Personal details
- Born: 2 February 1948
- Died: 5 January 2021 (aged 72) East London, Eastern Cape
- Party: United Congress (2013–2021)
- Other political affiliations: Congress of the People (2008–2013) African National Congress (1972–2008)
- Occupation: Politician; Anti-apartheid activist;

= Mluleki George =

South African politician (1948–2021)

Mluleki Editor George (2 February 1948 – 5 January 2021) was a South African activist, politician and sports administrator. He served as a Deputy Minister of Defence from 2004 to 2008.

==Political career==
George joined the banned African National Congress (ANC) in 1972, and was arrested by the apartheid government, and sentenced to five years in prison in 1978, some of which he spent on Robben Island. On his release, he was a founder member of the United Democratic Front in 1983.

He was elected as a Member of the National Assembly of South Africa for the ANC in the first non-racial elections in 1994, and remained in the role until 2013. Originally elected as a member of the ANC, he along with a number of other Thabo Mbeki supporters, he joined the breakaway Congress of the People after the election of Jacob Zuma as party president in 2008.

He served as treasurer-general of the Congress of the People.

In 2013, disillusioned by the leadership of leader Mosiuoa Lekota, he founded a new political party, the United Congress, which he said would restore the moral fibre of society.

==Sport career==
George had a long career in sports administration, with his first high-profile role being president of the Border Rugby Union.

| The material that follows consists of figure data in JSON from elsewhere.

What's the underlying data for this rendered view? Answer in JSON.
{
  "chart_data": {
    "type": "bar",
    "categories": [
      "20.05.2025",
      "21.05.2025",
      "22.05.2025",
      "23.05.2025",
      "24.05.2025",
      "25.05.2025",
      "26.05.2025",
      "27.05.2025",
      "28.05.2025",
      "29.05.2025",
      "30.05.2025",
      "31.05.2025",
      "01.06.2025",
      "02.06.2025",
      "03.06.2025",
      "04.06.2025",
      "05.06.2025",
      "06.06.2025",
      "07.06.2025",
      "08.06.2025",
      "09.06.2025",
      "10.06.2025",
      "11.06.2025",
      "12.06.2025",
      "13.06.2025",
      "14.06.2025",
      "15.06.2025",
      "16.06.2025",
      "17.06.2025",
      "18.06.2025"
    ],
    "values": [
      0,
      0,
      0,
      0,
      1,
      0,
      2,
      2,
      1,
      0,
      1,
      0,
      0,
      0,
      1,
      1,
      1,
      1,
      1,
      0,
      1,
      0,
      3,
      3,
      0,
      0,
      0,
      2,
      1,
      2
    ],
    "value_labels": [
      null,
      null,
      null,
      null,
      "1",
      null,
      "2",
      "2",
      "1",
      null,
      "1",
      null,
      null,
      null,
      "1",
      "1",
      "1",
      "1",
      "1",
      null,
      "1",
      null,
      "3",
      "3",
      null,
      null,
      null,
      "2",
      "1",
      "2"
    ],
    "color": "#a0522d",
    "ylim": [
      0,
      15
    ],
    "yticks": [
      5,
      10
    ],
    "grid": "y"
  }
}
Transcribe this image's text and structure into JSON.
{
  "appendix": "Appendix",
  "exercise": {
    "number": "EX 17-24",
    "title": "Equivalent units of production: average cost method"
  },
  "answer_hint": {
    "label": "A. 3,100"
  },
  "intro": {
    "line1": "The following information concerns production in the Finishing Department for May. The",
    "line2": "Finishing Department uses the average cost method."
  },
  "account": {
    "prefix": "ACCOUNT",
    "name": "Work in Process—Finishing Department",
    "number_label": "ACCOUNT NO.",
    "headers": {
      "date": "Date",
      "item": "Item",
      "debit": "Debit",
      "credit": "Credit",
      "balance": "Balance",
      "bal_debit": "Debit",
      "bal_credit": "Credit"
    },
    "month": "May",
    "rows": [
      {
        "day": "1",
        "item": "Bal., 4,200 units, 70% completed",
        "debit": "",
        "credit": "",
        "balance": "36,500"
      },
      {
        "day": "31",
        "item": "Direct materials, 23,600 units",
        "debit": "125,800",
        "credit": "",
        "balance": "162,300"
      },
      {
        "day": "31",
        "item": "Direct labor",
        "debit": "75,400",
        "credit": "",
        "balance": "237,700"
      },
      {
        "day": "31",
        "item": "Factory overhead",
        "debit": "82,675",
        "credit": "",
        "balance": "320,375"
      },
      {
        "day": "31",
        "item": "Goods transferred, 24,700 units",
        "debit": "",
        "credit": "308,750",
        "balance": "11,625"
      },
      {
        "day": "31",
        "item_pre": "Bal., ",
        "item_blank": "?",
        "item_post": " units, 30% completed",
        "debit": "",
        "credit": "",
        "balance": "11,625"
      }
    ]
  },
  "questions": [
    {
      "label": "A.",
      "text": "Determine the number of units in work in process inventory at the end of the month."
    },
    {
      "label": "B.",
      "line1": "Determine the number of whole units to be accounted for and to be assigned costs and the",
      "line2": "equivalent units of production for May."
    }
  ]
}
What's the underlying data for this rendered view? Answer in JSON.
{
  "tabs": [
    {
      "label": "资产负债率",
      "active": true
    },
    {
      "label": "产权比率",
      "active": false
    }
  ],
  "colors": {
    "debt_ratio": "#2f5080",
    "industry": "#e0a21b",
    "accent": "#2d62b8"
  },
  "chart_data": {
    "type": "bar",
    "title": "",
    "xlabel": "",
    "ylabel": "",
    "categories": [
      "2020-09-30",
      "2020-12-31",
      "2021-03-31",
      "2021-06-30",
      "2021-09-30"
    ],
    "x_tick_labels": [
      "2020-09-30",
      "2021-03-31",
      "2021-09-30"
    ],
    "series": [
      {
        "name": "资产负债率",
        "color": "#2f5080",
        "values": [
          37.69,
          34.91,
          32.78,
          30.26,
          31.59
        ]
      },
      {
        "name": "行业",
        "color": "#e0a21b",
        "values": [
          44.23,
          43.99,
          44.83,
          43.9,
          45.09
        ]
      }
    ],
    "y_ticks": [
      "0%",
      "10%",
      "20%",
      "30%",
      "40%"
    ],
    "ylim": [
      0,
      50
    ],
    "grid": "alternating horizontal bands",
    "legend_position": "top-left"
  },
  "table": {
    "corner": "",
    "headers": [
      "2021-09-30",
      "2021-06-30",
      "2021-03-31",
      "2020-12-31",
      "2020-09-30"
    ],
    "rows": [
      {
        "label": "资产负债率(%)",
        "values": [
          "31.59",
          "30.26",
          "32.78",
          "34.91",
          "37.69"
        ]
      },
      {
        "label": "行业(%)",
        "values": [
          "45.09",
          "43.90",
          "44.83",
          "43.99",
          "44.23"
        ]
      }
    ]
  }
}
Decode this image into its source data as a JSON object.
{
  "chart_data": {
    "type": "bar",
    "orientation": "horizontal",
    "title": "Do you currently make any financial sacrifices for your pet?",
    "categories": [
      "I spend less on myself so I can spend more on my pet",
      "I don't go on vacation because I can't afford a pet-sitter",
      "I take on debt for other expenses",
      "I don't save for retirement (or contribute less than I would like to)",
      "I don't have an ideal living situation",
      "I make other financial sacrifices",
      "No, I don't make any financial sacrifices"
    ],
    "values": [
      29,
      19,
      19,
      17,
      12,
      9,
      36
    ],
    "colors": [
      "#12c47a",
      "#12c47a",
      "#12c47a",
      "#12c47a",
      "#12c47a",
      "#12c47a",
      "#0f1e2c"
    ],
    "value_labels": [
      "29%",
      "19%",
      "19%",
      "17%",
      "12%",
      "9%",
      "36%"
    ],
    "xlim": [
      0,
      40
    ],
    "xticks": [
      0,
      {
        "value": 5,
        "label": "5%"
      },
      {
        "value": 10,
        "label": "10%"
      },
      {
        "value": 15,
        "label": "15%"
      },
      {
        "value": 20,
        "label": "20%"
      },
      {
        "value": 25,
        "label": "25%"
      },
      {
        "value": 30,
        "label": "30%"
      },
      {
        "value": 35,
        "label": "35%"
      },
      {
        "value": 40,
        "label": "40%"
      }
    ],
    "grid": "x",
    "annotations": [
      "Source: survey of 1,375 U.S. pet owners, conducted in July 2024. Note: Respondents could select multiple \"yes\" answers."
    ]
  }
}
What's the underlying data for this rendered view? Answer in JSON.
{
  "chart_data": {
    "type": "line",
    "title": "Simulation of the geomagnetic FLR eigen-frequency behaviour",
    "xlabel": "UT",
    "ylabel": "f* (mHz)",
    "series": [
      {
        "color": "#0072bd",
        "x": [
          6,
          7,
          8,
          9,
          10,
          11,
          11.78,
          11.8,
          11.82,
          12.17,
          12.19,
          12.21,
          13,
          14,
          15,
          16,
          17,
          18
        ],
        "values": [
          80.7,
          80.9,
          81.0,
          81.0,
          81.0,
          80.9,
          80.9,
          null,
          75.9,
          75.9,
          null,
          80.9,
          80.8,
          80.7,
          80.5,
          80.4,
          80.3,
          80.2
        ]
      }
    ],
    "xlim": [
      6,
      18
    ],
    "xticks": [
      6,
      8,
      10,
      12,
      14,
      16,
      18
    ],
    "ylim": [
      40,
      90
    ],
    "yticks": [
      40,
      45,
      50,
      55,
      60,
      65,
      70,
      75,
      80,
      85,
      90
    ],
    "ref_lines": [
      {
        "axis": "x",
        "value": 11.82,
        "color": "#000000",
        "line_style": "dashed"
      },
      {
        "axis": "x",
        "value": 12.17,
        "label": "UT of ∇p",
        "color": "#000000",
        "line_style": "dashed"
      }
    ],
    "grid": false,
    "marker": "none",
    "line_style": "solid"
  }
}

He held this role until 1976, when he was arrested. After his release from prison, he was again elected president, and remained in the position from 1986 to 1991.

George was a founder member of the National Sports Council in 1988, a founder and executive member of the National Olympic Committee of South Africa in 1989, and chairperson of the South African Football Association for the first year of its existence, from 1991.

He was president of the National Sports Council and United Border Rugby Union from 1991 to 2001, a vice-president of the South African Rugby Football Union from 1993 until 1998 and a member of the International Rugby Board from 1994 to 1997.

George was a board member of South African Rugby Union from 2003.

==Death==
George died from COVID-19 on 5 January 2021, during the COVID-19 pandemic in South Africa. He was 72 years old.